The BMA has warned of a "critical shortage" in GPs after figures out last week revealed take-up of family doctor training is at its lowest level since 2007.
Figures from Health Education England show that overall there are 451 vacancies across the UK for GP trainees, with Liverpool suffering the biggest number of empty GP places.
GPs are asking the Government to sit down with them to find "alternative ways to fund General Practice" as part of a motion to consider charging for appointments.
Dr Helena McKweown was speaking to Good Morning Britain earlier about the proposals.
Many of the 2.1 million patients who present to A&E with minor illnesses that could be treated by their GPs are young children, new research from the College of Emergency Medicine reveals.

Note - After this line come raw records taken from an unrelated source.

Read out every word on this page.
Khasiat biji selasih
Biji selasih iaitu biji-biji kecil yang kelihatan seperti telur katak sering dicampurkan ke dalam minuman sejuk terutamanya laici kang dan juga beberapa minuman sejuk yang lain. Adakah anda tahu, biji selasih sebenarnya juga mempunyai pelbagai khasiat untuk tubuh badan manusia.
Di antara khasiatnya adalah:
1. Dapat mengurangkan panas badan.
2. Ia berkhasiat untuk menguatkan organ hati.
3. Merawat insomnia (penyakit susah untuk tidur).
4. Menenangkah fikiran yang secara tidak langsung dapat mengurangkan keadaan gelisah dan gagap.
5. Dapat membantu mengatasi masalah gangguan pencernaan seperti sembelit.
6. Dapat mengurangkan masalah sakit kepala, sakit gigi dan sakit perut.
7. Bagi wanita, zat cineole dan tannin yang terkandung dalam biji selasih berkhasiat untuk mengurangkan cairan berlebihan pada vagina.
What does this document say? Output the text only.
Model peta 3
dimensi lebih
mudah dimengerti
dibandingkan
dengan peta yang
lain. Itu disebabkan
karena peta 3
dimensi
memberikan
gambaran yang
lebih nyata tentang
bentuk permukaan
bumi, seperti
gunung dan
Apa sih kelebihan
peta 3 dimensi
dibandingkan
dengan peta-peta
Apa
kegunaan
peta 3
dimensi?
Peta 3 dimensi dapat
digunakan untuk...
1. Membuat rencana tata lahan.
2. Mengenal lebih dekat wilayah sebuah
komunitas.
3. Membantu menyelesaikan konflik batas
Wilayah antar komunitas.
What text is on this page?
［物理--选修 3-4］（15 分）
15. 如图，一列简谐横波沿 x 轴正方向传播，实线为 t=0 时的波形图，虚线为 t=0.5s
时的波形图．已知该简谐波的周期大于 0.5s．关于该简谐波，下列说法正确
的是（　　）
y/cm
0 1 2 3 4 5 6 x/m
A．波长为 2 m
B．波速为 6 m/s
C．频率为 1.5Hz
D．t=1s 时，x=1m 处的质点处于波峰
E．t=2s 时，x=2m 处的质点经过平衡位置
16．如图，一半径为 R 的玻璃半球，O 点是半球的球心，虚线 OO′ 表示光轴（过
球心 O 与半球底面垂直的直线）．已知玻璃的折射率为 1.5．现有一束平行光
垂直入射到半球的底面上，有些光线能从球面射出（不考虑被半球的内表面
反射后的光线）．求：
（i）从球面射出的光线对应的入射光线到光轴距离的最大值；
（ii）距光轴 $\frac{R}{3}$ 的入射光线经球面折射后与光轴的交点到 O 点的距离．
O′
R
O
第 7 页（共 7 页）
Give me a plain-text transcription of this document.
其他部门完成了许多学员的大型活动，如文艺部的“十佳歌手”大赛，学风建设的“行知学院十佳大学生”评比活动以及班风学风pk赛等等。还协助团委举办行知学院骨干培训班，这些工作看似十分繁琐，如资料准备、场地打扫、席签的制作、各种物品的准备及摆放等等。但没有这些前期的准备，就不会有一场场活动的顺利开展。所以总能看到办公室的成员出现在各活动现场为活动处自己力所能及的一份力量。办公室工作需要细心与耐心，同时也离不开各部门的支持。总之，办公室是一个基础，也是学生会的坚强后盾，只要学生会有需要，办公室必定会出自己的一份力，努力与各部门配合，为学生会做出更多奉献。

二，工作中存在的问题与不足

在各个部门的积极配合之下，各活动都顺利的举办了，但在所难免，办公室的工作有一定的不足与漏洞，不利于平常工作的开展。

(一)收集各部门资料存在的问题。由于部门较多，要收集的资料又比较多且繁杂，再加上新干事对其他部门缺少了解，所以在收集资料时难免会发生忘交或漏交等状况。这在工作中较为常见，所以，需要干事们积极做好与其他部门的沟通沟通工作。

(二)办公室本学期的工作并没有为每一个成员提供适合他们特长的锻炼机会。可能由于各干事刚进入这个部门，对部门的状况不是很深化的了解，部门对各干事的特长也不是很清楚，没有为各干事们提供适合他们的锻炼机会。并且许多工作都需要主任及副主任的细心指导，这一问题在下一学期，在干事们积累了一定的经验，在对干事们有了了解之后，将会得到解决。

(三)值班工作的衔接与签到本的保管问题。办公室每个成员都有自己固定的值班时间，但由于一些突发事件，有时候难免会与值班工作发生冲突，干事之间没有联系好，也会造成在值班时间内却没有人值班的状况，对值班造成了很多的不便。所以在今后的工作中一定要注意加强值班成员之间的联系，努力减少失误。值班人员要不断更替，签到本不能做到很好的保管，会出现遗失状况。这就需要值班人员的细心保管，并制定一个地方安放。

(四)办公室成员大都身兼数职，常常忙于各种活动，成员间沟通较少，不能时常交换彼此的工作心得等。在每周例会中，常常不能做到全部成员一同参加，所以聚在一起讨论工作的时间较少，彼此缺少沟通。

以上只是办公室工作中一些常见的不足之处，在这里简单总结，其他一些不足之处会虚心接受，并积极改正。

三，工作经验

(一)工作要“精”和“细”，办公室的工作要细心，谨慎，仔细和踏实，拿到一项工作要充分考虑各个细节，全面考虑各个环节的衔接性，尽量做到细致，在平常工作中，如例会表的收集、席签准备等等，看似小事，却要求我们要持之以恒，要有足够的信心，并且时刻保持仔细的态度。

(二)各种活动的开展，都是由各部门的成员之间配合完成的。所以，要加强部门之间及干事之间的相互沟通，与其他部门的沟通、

Dr Clifford Mann, president of the College of Emergency Medicine said the research shows the need for "de-congesting" of emergency departments, but stressed the fact that the majority of people attending A&E need to be there:
The fact that only 15% of attendees at emergency departments could be safely redirected to a primary care clinician without the need for emergency department assessment is a statistic that must be heeded by those who wish to reconfigure services.
Providing a more appropriate resource for the 2.1 million patients represented by this figure would substantially de-congest emergency departments.
De-congesting emergency departments is key to relieving the unprecedented levels of pressure placed upon them and improving patient care.
Approximately 15% of people who attend A&E could be dealt with by a GP, new research from the College of Emergency Medicine has found.
One in seven people could be treated in the community rather than as an emergency case in hospital.